Asogranjas est une organisation paysanne féminine à but non lucratif installée à Sogamoso, fondée il y a plus de dix ans par des productrices engagées dans l’agriculture et l’économie solidaire. L’organisation coordonne la production sur de petites parcelles, mutualise les moyens pour participer aux marchés paysans et prépare divers produits alimentaires, comme les hayacas, les tamales, le mazato de maïs ou les mantecadas.
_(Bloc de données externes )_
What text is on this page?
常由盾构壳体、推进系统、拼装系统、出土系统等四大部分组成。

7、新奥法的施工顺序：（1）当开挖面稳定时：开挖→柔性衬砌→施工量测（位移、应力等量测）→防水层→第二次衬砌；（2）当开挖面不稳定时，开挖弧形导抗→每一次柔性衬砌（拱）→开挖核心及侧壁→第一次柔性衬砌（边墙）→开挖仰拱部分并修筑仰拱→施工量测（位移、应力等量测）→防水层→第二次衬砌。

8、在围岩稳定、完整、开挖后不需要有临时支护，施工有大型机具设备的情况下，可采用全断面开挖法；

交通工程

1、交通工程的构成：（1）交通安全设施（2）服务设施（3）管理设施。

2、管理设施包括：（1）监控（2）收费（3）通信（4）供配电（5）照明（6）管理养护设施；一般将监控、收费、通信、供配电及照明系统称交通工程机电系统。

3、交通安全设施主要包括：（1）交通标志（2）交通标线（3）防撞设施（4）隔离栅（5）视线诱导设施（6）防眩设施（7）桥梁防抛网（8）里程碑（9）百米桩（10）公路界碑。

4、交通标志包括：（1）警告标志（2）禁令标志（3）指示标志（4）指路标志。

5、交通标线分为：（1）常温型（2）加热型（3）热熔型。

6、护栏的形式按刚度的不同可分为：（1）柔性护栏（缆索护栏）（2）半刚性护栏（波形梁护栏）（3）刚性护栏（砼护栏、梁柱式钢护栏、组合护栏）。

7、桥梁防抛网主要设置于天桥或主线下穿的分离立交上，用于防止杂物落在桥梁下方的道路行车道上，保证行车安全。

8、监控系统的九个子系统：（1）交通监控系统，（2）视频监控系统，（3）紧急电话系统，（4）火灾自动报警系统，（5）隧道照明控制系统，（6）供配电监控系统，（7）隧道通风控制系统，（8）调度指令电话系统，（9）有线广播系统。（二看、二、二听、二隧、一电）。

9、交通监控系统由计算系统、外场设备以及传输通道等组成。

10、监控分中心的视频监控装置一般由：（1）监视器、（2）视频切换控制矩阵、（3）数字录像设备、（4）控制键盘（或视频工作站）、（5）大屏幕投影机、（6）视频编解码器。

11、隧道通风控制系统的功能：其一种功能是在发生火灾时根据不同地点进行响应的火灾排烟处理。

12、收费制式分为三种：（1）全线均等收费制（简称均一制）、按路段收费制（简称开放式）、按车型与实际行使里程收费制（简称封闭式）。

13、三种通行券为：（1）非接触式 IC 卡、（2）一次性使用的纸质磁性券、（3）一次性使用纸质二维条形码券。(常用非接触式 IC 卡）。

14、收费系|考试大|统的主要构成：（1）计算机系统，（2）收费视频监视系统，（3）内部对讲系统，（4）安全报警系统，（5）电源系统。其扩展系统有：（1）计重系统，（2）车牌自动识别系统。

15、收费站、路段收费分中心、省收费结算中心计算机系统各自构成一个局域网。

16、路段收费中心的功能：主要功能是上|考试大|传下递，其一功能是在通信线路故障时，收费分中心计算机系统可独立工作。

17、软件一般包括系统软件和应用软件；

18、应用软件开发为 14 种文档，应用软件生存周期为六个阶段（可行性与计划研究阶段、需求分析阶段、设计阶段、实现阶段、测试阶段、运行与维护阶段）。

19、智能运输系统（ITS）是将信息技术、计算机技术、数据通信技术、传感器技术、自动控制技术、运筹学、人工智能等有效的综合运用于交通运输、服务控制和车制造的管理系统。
Coagros (coopérative des producteurs agricoles et artisans de la municipalité de Tutazá, Boyacá). Cette organisation est reconnue par les instances nationales et départementales pour sa contribution au développement agricole et artisanal de la région ; elle réunit 40 foyers agricoles. Depuis sa création, la coopérative promeut la production de semences de pomme de terre certifiées, sous licence de l’Institut colombien de l’agriculture et de l’élevage (Instituto Colombiano Agropecuario, ICA). Coagros participe actuellement à des programmes publics d’appui et de valorisation, notamment autour de la production et de la commercialisation de pommes de terre indigènes. Parallèlement, la coopérative avance dans un processus de transition agroécologique centré sur ces variétés, en combinant pratiques agroécologiques durables, savoirs locaux et traditions productives.
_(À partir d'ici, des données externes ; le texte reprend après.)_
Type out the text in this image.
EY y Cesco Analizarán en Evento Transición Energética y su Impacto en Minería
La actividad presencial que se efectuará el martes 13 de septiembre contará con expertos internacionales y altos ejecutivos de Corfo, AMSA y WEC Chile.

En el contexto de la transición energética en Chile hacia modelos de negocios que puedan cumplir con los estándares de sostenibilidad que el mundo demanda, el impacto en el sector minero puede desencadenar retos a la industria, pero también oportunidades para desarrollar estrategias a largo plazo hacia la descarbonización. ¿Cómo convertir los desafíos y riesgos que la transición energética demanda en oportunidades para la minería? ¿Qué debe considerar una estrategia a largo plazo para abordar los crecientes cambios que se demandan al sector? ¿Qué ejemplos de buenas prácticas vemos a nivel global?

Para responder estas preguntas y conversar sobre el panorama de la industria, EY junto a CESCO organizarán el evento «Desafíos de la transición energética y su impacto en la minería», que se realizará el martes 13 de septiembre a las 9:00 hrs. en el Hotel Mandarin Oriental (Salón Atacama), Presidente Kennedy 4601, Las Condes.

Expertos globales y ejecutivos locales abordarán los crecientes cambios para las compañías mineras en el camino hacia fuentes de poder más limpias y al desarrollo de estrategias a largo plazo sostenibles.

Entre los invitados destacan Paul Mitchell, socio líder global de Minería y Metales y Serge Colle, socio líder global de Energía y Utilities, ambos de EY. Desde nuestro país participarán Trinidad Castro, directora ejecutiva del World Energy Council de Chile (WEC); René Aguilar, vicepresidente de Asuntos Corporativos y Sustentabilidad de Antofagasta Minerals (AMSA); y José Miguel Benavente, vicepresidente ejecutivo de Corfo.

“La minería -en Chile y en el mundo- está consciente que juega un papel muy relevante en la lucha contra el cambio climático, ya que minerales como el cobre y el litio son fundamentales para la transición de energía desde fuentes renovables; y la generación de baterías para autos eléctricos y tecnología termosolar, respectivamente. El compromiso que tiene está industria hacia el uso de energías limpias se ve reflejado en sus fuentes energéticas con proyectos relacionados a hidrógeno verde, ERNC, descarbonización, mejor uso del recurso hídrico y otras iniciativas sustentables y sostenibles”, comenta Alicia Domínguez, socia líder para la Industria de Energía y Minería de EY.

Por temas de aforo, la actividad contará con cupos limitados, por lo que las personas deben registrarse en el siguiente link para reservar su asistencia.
El Convite Campesino est une organisation portée principalement par des jeunes, réunissant une quarantaine de familles paysannes de Boyacá qui travaillent à la production agroécologique, à la transition vers des pratiques durables et à la conservation de l’environnement. L’organisation s’articule autour de trois axes : les circuits courts de commercialisation, l’École paysanne agroécologique et les processus de transition agroécologique. Le premier vise à rapprocher producteurs et consommateurs par des relations de confiance et des prix justes. L’École paysanne agroécologique, quant à elle, est un espace d’échange, de production et de réappropriation des savoirs, à travers des ateliers théoriques et pratiques sur des sujets tels que la fabrication d’intrants, la conduite des jardins et la conservation de l’environnement.
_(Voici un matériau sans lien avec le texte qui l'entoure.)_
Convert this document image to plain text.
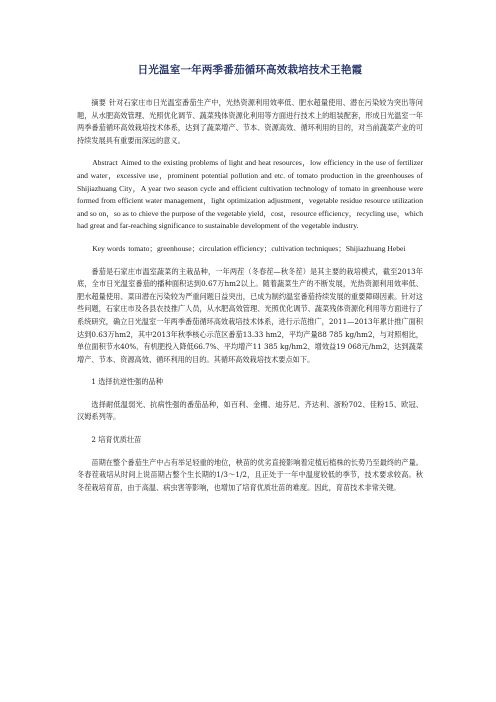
日光温室一年两季番茄循环高效栽培技术王艳霞

摘要 针对石家庄市日光温室番茄生产中，光热资源利用效率低、肥水超量使用、潜在污染较为突出等问题，从水肥高效管理、光照优化调节、蔬菜残体资源化利用等方面进行技术上的组装配套，形成日光温室一年两季番茄循环高效栽培技术体系，达到了蔬菜增产、节本、资源高效、循环利用的目的，对当前蔬菜产业的可持续发展具有重要而深远的意义。

Abstract Aimed to the existing problems of light and heat resources，low efficiency in the use of fertilizer and water，excessive use，prominent potential pollution and etc. of tomato production in the greenhouses of Shijiazhuang City，A year two season cycle and efficient cultivation technology of tomato in greenhouse were formed from efficient water management，light optimization adjustment，vegetable residue resource utilization and so on，so as to chieve the purpose of the vegetable yield，cost，resource efficiency，recycling use，which had great and far-reaching significance to sustainable development of the vegetable industry.

Key words tomato；greenhouse；circulation efficiency；cultivation techniques；Shijiazhuang Hebei

番茄是石家庄市温室蔬菜的主栽品种，一年两茬（冬春茬—秋冬茬）是其主要的栽培模式，截至2013年底，全市日光温室番茄的播种面积达到0.67万hm2以上。随着蔬菜生产的不断发展，光热资源利用效率低、肥水超量使用、菜田潜在污染较为严重问题日益突出，已成为制约温室番茄持续发展的重要障碍因素。针对这些问题，石家庄市及各县农技推广人员，从水肥高效管理、光照优化调节、蔬菜残体资源化利用等方面进行了系统研究，确立日光温室一年两季番茄循环高效栽培技术体系，进行示范推广，2011—2013年累计推广面积达到0.63万hm2，其中2013年秋季核心示范区番茄13.33 hm2，平均产量88 785 kg/hm2，与对照相比，单位面积节水40%、有机肥投入降低66.7%、平均增产11 385 kg/hm2、增效益19 068元/hm2，达到蔬菜增产、节本、资源高效、循环利用的目的。其循环高效栽培技术要点如下。

1 选择抗逆性强的品种

选择耐低温弱光、抗病性强的番茄品种，如百利、金棚、迪芬尼、齐达利、浙粉702、佳粉15、欧冠、汉姆系列等。

2 培育优质壮苗

苗期在整个番茄生产中占有举足轻重的地位，秧苗的优劣直接影响着定植后植株的长势乃至最终的产量。冬春茬栽培从时间上说苗期占整个生长期的1/3～1/2，且正处于一年中温度较低的季节，技术要求较高。秋冬茬栽培育苗，由于高温、病虫害等影响，也增加了培育优质壮苗的难度。因此，育苗技术非常关键。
Outre la visite de terrain de trois jours, le comité de pilotage du projet s’est réuni au ministère colombien de l’Agriculture et du Développement rural (MADR), en présence de la vice-ministre de l’Agriculture et de l’Élevage, Geidy Ortega. Le comité a pris connaissance de l’avancement du projet et a discuté et validé le plan opérationnel annuel pour 2026. L’accent portera sur l’approfondissement des processus de recherche participative dans les régions déjà couvertes, la formation des agriculteurs et des agents de vulgarisation des organisations participantes aux principes et pratiques agroécologiques, la communication des résultats et des enseignements des projets de recherche participative, l’appui au MADR colombien dans la mise en œuvre de la politique nationale d’agroécologie à travers des dialogues bilatéraux et des plateformes nationales, et la préparation de l’extension des activités à d’autres régions.
De manière générale, le projet a beaucoup progressé et ses résultats sont prometteurs : les processus participatifs, le renforcement des capacités en pratiques de production durables et le conseil au niveau politique sont mis en œuvre avec succès. Plus de 1 000 agriculteurs et agents de vulgarisation ont déjà été formés aux approches et pratiques agroécologiques. Les deux partenaires politiques, le MADR colombien et le BMLEH allemand, sont convenus d’approfondir encore la collaboration et de renforcer l’échange technique bilatéral entre les deux pays.